Dear ISSOL Members–
This is a very dynamic and exciting time in our field. The quest to understand the origins of life has been invigorated with new discoveries in chemistry, astronomy, geology, physics, planetary science, biology, and several other disciplines. Unforeseen synthetic routes to the chemical building blocks of life have come to light in the last few years. Innovative theoretical advances on what phenomena are required to transit from a non-living to a living state have been proposed. A vastly better understanding of the physical environment of the Earth and its environs some 4.5 billion years ago has emerged. Hundreds, if not thousands of new exoplanets are being discovered every day.
I am thrilled to be alive during this period, and honored to be part of this interdisciplinary –– and international –– community of scientists that is closing in on providing answers to one of the most important questions humankind has ever asked … how did life originate?
As we saw during the XVIII ISSOL Conference that was held this past June on the campus of the University of California, San Diego, the community that is engaged in this pursuit is made up of a mixture of young and old researchers coming from all over the globe. This is another exciting and important aspect of the ISSOL community: that it is continuing to expand and attract an ever-expanding set of scientists. During the next three years as we lead up to and past the next meeting in 2020, I would encourage a greater diversity of people to join and participate in ISSOL. I hope that our organization, which began in the late 1950’s with a relatively isolated set of workers, welcomes the newer generation of young students, welcomes people from an expanding list of countries, welcomes a more representative balance of gender, welcomes a broader diversity of sub-disciplines, and evolves into an inclusive collection of individuals who all share the same enthusiasm for looking at an old problem from new perspectives.

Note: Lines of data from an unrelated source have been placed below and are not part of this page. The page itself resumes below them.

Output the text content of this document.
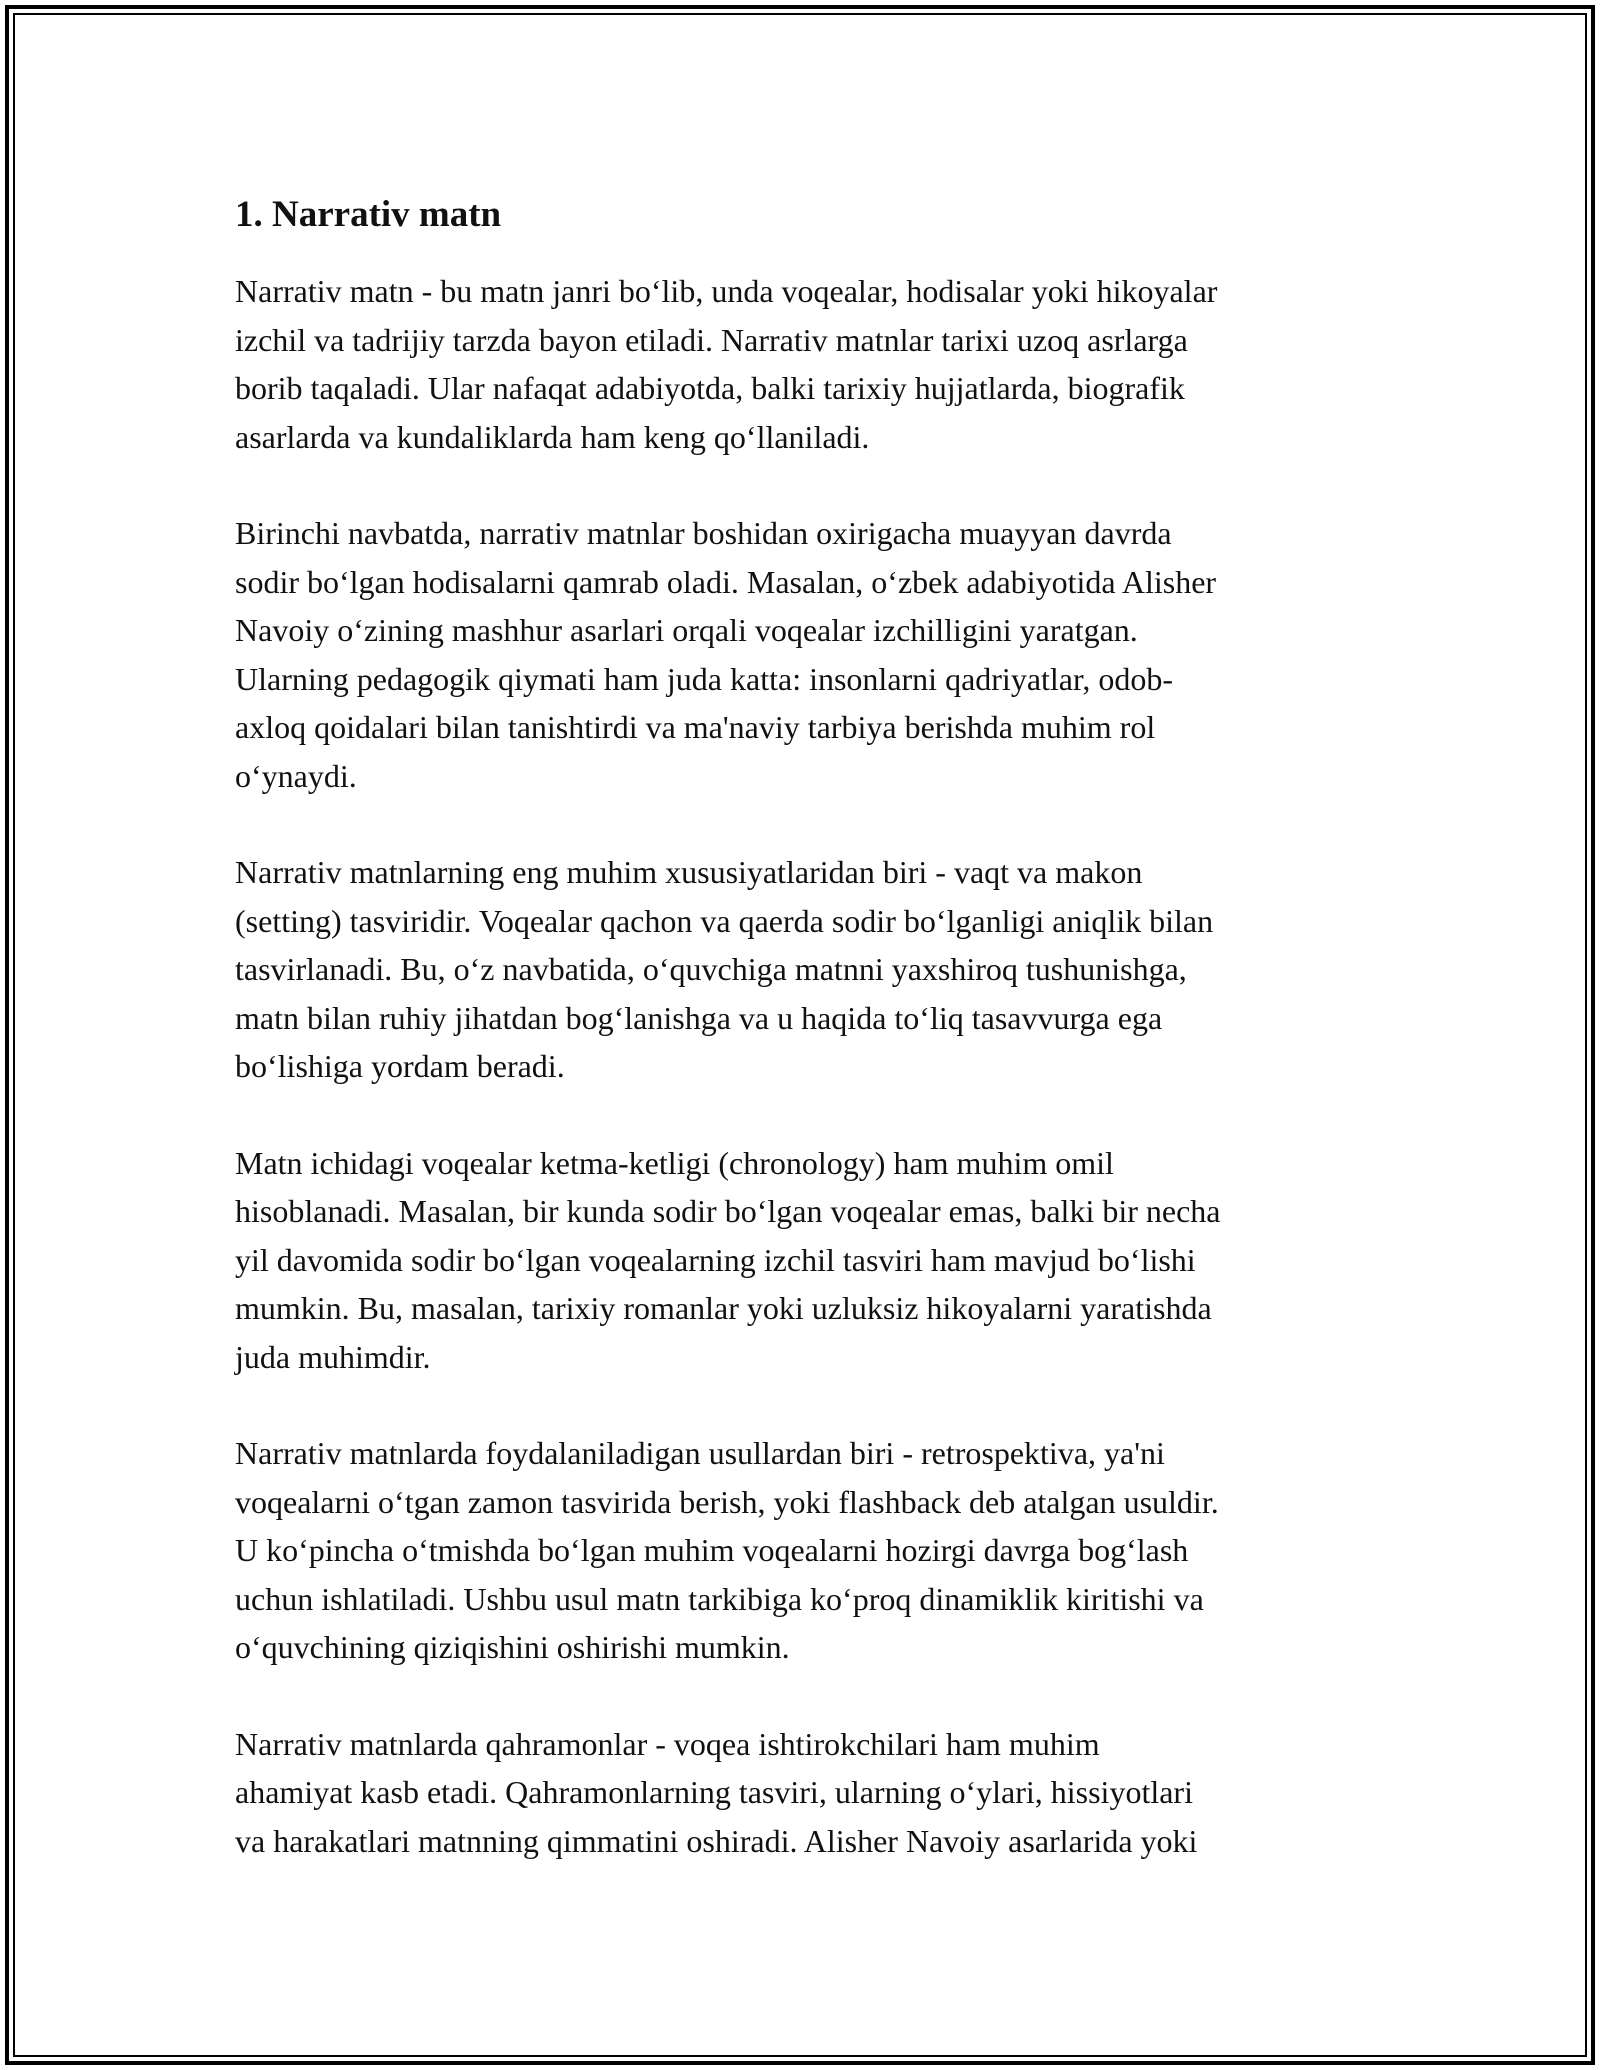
1. Narrativ matn

Narrativ matn - bu matn janri bo‘lib, unda voqealar, hodisalar yoki hikoyalar
izchil va tadrijiy tarzda bayon etiladi. Narrativ matnlar tarixi uzoq asrlarga
borib taqaladi. Ular nafaqat adabiyotda, balki tarixiy hujjatlarda, biografik
asarlarda va kundaliklarda ham keng qo‘llaniladi.

Birinchi navbatda, narrativ matnlar boshidan oxirigacha muayyan davrda
sodir bo‘lgan hodisalarni qamrab oladi. Masalan, o‘zbek adabiyotida Alisher
Navoiy o‘zining mashhur asarlari orqali voqealar izchilligini yaratgan.
Ularning pedagogik qiymati ham juda katta: insonlarni qadriyatlar, odob-
axloq qoidalari bilan tanishtirdi va ma'naviy tarbiya berishda muhim rol
o‘ynaydi.

Narrativ matnlarning eng muhim xususiyatlaridan biri - vaqt va makon
(setting) tasviridir. Voqealar qachon va qaerda sodir bo‘lganligi aniqlik bilan
tasvirlanadi. Bu, o‘z navbatida, o‘quvchiga matnni yaxshiroq tushunishga,
matn bilan ruhiy jihatdan bog‘lanishga va u haqida to‘liq tasavvurga ega
bo‘lishiga yordam beradi.

Matn ichidagi voqealar ketma-ketligi (chronology) ham muhim omil
hisoblanadi. Masalan, bir kunda sodir bo‘lgan voqealar emas, balki bir necha
yil davomida sodir bo‘lgan voqealarning izchil tasviri ham mavjud bo‘lishi
mumkin. Bu, masalan, tarixiy romanlar yoki uzluksiz hikoyalarni yaratishda
juda muhimdir.

Narrativ matnlarda foydalaniladigan usullardan biri - retrospektiva, ya'ni
voqealarni o‘tgan zamon tasvirida berish, yoki flashback deb atalgan usuldir.
U ko‘pincha o‘tmishda bo‘lgan muhim voqealarni hozirgi davrga bog‘lash
uchun ishlatiladi. Ushbu usul matn tarkibiga ko‘proq dinamiklik kiritishi va
o‘quvchining qiziqishini oshirishi mumkin.

Narrativ matnlarda qahramonlar - voqea ishtirokchilari ham muhim
ahamiyat kasb etadi. Qahramonlarning tasviri, ularning o‘ylari, hissiyotlari
va harakatlari matnning qimmatini oshiradi. Alisher Navoiy asarlarida yoki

Take a few minutes to join ISSOL if you haven’t already, to nominate researchers for recognition, to consider where to publish your work, and to discuss origins at other regional meetings. You might even want to add a custom-designed ISSOL T-shirt to your wardrobe.
Please stay tuned to the ISSOL website and the Twitter account (@ISSOL_society) for news and updates. I want to express my deep appreciation for all of those ISSOLians who made the 2017 meeting happen and be so successful. We should announce the 2020 meeting location in early 2018. I look forward to seeing you there!